The compound leaves are pinnate with four to nine pairs of leaflets on either side of a terete central vein and with a terminal leaflet. The leaves are up to 20 cm (8 in) long, 8 to 12 cm (3 to 4+1⁄2 in) wide. They have paired leaf-like stipules at the base of the petiole, and are arranged alternately along a branch, distinguishing them from those of ash, Fraxinus excelsior, which are opposite and without stipules. The leaflets are elongated-lanceolate in shape, 2 to 6 cm (3⁄4 to 2+1⁄4 in) long, and 1 to 2.5 cm (1⁄2 to 1 in) wide with a sharply serrated edge, and have short stems or sit close to the central vein except for the outermost leaflet.

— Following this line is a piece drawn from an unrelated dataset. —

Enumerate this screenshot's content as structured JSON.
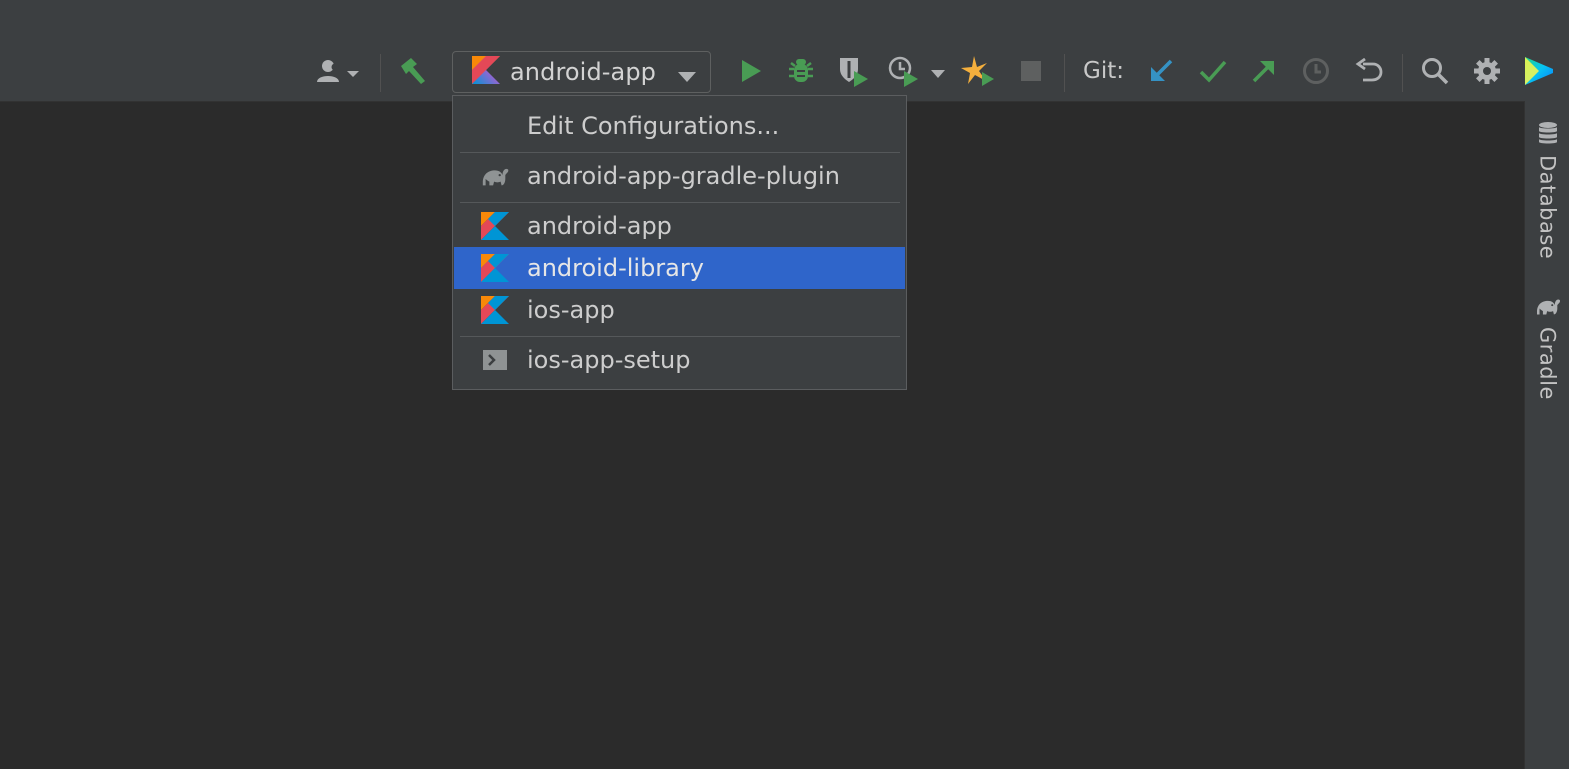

Leaflets are covered in gray-silvery hairs after sprouting but become mostly bare after they unfold. Their upper side is dark green and their underside is a grayish green and felted. Young leaflets smell like marzipan when brayed. The leaflets are asymmetrical at the bottom. The foliage grows in May and turns yellow in autumn or a dark red in dry locations.

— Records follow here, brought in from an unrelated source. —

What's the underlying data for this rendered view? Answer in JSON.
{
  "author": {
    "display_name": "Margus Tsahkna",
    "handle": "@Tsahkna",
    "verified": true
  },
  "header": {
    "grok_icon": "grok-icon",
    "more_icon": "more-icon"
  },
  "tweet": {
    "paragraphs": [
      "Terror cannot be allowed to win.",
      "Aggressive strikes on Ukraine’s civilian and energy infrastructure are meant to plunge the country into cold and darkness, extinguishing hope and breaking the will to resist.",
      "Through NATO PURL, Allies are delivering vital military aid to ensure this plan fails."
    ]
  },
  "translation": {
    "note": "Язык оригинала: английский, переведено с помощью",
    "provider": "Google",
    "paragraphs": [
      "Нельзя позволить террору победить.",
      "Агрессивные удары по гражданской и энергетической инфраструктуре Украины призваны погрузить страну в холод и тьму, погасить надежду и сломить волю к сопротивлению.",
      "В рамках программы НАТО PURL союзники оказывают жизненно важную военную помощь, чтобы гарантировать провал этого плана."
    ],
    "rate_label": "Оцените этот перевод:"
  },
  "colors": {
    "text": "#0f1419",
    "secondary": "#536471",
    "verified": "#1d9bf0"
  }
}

The buds are often longer than 1 cm (3⁄8 in) and have flossy to felted hairs. These hairs, which disappear over time, cover dark brown to black bud scales. The terminal buds are oval and pointed and larger than axillary buds, which are narrow, oval and pointed, close to the twig, and often curved towards it.
The species is monoecious. It reaches maturity at age 10 and carries ample fruit almost every year. The plant flowers from May to June (on occasion again in September) in many yellowish white corymbs that contain about 250 flowers. The corymbs are large, upright, and bulging. The flowers are between 8 and 10 mm (3⁄8 and 3⁄8 inch) in diameter and have five small, yellowish green, and triangular sepals that are covered in hairs or bare. The five round or oval petals are yellowish white and the flower has up to 25 stamens fused with the corolla to form a hypanthium and an ovary with two to five styles; the style is fused with the receptacle. The flowers have an unpleasant trimethylamine smell. Their nectar is high in fructose and glucose.

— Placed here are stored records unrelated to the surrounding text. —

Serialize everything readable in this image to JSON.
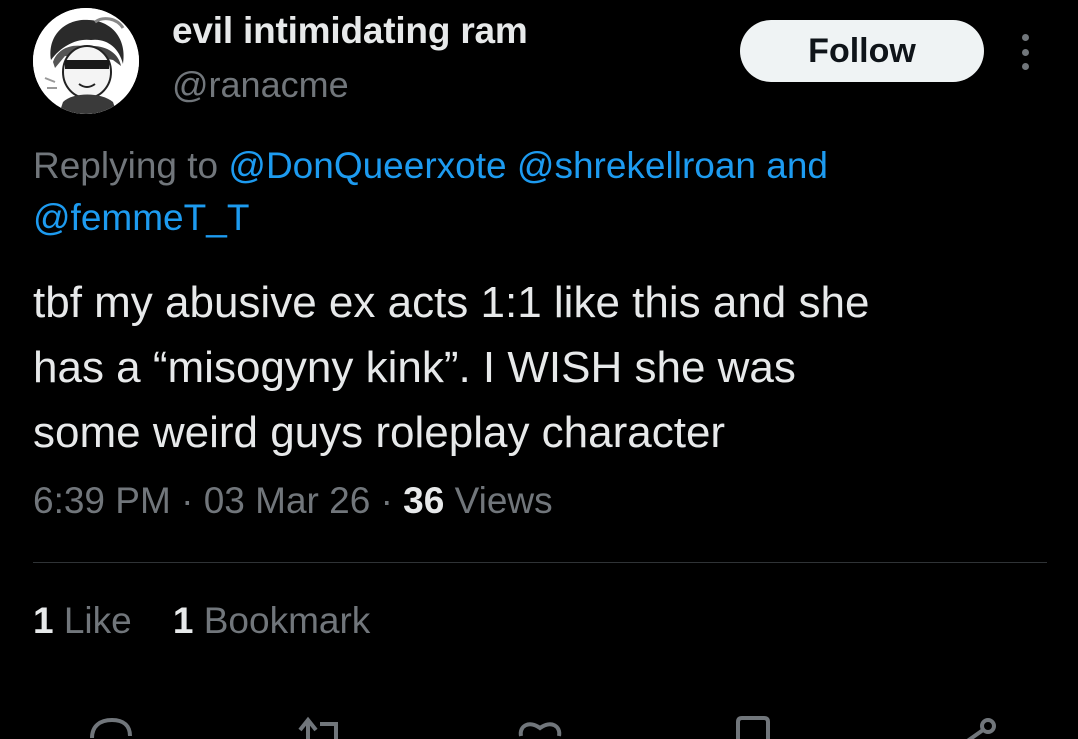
{
  "author": {
    "display_name": "evil intimidating ram",
    "handle": "@ranacme",
    "avatar_icon": "avatar-image"
  },
  "follow_label": "Follow",
  "more_icon": "more-vertical-icon",
  "reply": {
    "prefix": "Replying to",
    "mention_1": "@DonQueerxote",
    "mention_2": "@shrekellroan",
    "conjunction": "and",
    "mention_3": "@femmeT_T"
  },
  "tweet": {
    "lines": [
      "tbf my abusive ex acts 1:1 like this and she",
      "has a “misogyny kink”. I WISH she was",
      "some weird guys roleplay character"
    ]
  },
  "meta": {
    "time": "6:39 PM",
    "separator": "·",
    "date": "03 Mar 26",
    "views_count": "36",
    "views_label": "Views"
  },
  "stats": {
    "likes_count": "1",
    "likes_label": "Like",
    "bookmarks_count": "1",
    "bookmarks_label": "Bookmark"
  },
  "actions": [
    "reply-icon",
    "retweet-icon",
    "like-icon",
    "bookmark-icon",
    "share-icon"
  ],
  "colors": {
    "background": "#000000",
    "text": "#e7e9ea",
    "secondary": "#71767b",
    "accent": "#1d9bf0",
    "divider": "#2f3336"
  }
}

Its berries are round pomes between 8 and 10 mm (5⁄16 and 3⁄8 inch) in diameter that ripen from August to October. The fruit are green before they ripen and then typically turn to orange or scarlet in color. The sepals persist as a black, five-pointed star on the ripe fruit. A corymb carries 80 to 100 pomes. A pome contains a star-shaped ovary with two to five locules each containing one or two flat, narrow, and pointed reddish seeds. The flesh of the fruit contains carotenoids, citric acid, malic acid, parasorbic acid, pectin, provitamin A, sorbitol, tannin, and vitamin C. The seeds contain glycoside.
The species has a chromosome number of 2n=34.